By quantum physics, all particles do not have a defined position until they are observed. The alpha particles passed through the gold foil in most cases, a small percentage of alpha particles were deflected by small angles of deflection, and an even smaller percentage of alpha particles were deflected by large angles of deflection.

Rutherford thus deduced that the atom consists of a small compact positive nucleus where alpha particles deflect by large angles with a majority of volume existing as empty space where alpha particles pass right through.

Apart from half-lives see topic 7the activity of radioactive decay can also be shown exponentially by the law of radioactive decay. Quantum refers to the smallest discrete amount of something. A photon is a quantum of electromagnetic radiation light.

Photons exhibit wave properties under refraction or interference. Photons exhibit wave properties under its emission or absorption.

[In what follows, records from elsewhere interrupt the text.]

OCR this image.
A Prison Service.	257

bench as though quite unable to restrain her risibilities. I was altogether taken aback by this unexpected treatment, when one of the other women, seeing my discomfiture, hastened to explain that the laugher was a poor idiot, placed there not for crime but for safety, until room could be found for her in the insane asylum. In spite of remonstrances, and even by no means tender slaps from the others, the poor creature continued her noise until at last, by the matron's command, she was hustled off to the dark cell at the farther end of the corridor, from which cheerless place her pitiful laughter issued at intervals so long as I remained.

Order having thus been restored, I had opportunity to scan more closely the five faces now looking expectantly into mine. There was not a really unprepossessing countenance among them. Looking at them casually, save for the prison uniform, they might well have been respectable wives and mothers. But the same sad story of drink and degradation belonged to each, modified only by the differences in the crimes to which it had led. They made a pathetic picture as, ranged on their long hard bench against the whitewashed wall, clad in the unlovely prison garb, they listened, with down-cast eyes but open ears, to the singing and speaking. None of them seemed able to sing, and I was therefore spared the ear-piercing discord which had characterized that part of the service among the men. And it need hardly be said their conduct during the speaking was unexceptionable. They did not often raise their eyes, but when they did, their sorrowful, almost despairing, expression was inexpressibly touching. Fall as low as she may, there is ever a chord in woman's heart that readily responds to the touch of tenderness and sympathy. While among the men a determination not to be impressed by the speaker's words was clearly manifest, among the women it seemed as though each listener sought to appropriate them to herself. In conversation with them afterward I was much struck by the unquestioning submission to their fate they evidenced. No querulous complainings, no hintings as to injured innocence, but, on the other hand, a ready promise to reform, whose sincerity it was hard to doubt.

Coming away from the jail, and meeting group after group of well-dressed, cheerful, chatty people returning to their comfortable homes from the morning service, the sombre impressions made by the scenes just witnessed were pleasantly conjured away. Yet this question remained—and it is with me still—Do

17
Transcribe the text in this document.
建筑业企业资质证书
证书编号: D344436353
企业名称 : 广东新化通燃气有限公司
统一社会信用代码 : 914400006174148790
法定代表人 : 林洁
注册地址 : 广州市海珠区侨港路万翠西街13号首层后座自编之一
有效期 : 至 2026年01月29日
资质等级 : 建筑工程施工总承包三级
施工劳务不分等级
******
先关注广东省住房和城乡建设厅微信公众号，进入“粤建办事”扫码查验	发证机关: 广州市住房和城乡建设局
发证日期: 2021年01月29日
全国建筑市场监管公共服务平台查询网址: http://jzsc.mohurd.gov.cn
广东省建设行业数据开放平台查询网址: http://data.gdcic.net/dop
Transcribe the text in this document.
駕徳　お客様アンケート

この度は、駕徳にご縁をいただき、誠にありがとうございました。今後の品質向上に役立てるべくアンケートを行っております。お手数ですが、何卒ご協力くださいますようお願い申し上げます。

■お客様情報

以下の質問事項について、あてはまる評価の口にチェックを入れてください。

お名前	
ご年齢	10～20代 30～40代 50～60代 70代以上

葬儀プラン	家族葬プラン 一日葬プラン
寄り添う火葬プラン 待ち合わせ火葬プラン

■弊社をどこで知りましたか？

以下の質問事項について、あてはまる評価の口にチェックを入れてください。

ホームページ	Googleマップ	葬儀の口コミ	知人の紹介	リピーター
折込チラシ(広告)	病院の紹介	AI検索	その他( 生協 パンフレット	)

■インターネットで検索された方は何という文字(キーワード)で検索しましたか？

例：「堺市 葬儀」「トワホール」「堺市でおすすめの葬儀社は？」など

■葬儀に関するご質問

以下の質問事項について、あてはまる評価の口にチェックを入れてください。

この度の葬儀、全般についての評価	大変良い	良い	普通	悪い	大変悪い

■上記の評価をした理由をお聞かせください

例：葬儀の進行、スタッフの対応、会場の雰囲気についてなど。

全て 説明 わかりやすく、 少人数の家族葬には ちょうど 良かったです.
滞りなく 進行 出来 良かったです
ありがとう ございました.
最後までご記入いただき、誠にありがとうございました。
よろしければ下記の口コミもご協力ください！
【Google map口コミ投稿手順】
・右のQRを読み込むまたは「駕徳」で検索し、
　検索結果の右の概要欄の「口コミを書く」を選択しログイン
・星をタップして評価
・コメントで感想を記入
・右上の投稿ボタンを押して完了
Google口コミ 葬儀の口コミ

The photoelectric effect Photoelectric effect refers to the emission of electrons from a metal surface as a result of the absorption of electromagnetic wave energy. Why does the intensity of light affect the number of ejected electrons? Why is there a minimum frequency below which no electrons are ejected?

How does the frequency of the incident light affect the maximum kinetic energy of the ejected electrons? The work function corresponds to the potential energy which binds the electron to the nucleus. Pair production and pair annihilation All matters have their antimatter counterparts which resemble their corresponding matter in every way except for the sign of their charge and the direction of their spin.